David Beasley, Executive Director of the United Nations World Food Program (WFP).

But our task is becoming more and more difficult. As grain ships bound for the Middle East and Africa are tied up in Black Sea ports, and months before Australia and Argentina plant additional crops to make up the shortfall in global supply, the painful price increases in an unstable market are finally being felt. starving children around the world.

The link between food and social stability, even in the most conflicting circumstances, is why WFP was awarded the Nobel Peace Prize in 2020. Citing the fact that WFP cultivates the conditions for peace, the Nobel Committee recognized an intuitive fact that we all feel – that people will do whatever is necessary to feed their families, whether it be that grueling work, migration or war. Bread shortages and hunger have a well-documented role in triggering revolutions.

In addition, a destabilized commodity market will certainly unleash an ugly scramble to grab the grain available for national interests, ignoring the consequences of destabilizing poorer countries. Already battered by the Covid, climate change, and often conflicts, the poorest countries are struggling the most to recover from the economic fallout of the pandemic. About 60% of low-income countries are currently in or near debt distress, double from 2015, including a list of the world’s most fragile states, such as Lebanon, Sudan and Yemen.

Yet wWhat should not be forgotten in this new scramble is that we are our brother’s keepers, not just out of ordinary compassion, but because a stable market helps keep inherently unstable countries on their feet. Rich nations also have an “interest” in this.

Yes, WFP is on the bridge in Ukraine and neighboring countries, to deal with the fallout from this war on the hunger of people trapped in cities. But our work must continue for the hundreds of millions of people most at risk of starvation who live far from Kyiv. We must stabilize markets in order to preserve and promote peace in the deeply tense countries in which we serve.

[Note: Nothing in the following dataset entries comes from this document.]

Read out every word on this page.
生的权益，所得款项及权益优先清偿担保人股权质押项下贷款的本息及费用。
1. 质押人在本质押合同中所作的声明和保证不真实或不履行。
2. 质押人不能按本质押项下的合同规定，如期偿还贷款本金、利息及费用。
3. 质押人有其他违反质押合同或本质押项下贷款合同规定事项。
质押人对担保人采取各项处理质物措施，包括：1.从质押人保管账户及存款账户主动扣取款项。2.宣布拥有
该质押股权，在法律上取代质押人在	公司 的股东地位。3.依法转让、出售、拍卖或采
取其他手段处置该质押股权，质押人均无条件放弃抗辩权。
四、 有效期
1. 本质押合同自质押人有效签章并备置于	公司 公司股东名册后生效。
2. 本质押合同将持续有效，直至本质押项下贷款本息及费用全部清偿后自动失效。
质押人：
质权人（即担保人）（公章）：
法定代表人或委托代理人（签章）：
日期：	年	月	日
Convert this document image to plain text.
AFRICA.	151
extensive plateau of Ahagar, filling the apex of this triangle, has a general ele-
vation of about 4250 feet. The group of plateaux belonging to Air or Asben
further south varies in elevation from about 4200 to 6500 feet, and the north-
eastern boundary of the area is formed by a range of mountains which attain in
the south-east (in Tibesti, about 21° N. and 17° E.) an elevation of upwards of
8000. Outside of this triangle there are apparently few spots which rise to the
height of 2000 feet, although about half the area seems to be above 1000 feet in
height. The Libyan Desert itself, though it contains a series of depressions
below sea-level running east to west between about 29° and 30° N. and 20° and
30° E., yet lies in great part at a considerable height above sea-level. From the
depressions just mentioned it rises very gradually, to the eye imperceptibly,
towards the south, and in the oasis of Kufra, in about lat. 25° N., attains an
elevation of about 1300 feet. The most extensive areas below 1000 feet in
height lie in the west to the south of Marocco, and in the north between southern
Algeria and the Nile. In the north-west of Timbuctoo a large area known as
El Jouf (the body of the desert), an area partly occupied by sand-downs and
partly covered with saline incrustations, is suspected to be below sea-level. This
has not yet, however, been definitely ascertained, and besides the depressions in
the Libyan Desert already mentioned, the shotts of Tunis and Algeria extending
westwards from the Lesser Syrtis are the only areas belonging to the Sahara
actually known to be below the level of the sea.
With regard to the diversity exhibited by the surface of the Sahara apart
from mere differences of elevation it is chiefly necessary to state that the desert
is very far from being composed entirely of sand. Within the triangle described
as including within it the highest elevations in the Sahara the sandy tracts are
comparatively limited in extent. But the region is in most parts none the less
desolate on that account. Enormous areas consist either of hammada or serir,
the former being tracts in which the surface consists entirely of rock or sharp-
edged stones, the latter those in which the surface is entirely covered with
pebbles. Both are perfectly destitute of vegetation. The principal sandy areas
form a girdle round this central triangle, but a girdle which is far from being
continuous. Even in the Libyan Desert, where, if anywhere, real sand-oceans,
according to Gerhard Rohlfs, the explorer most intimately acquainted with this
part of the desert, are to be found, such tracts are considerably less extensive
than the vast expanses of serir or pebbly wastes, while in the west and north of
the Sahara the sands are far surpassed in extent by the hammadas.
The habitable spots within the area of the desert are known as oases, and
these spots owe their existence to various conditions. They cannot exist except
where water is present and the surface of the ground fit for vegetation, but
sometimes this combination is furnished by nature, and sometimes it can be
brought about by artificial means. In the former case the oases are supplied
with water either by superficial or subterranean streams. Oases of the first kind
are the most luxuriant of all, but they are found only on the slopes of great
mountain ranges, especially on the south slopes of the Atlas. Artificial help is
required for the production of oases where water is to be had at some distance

Our lLeaders must recognize that food security is inextricably linked to social and political stability. The fight against hunger therefore requires not only sufficient funding to alleviate immediate suffering, but also long-term investments to tackle its root causes and help prevent future crises.

Whether if we don’t act now, we risk multiplying and amplifying the instability already caused by two years of the Covid pandemic, by conflict, by the incipient effects of climate change, and now by the threat of runaway costs hitting a circle of fragile countries circling the globe.

Weltzeit is published by DW and is available to read numerically. The latest title “Special Journalistic Operation: War in Europe” covers food insecurity, censorship, frontline reporting, espionage, press freedom, human rights and much more.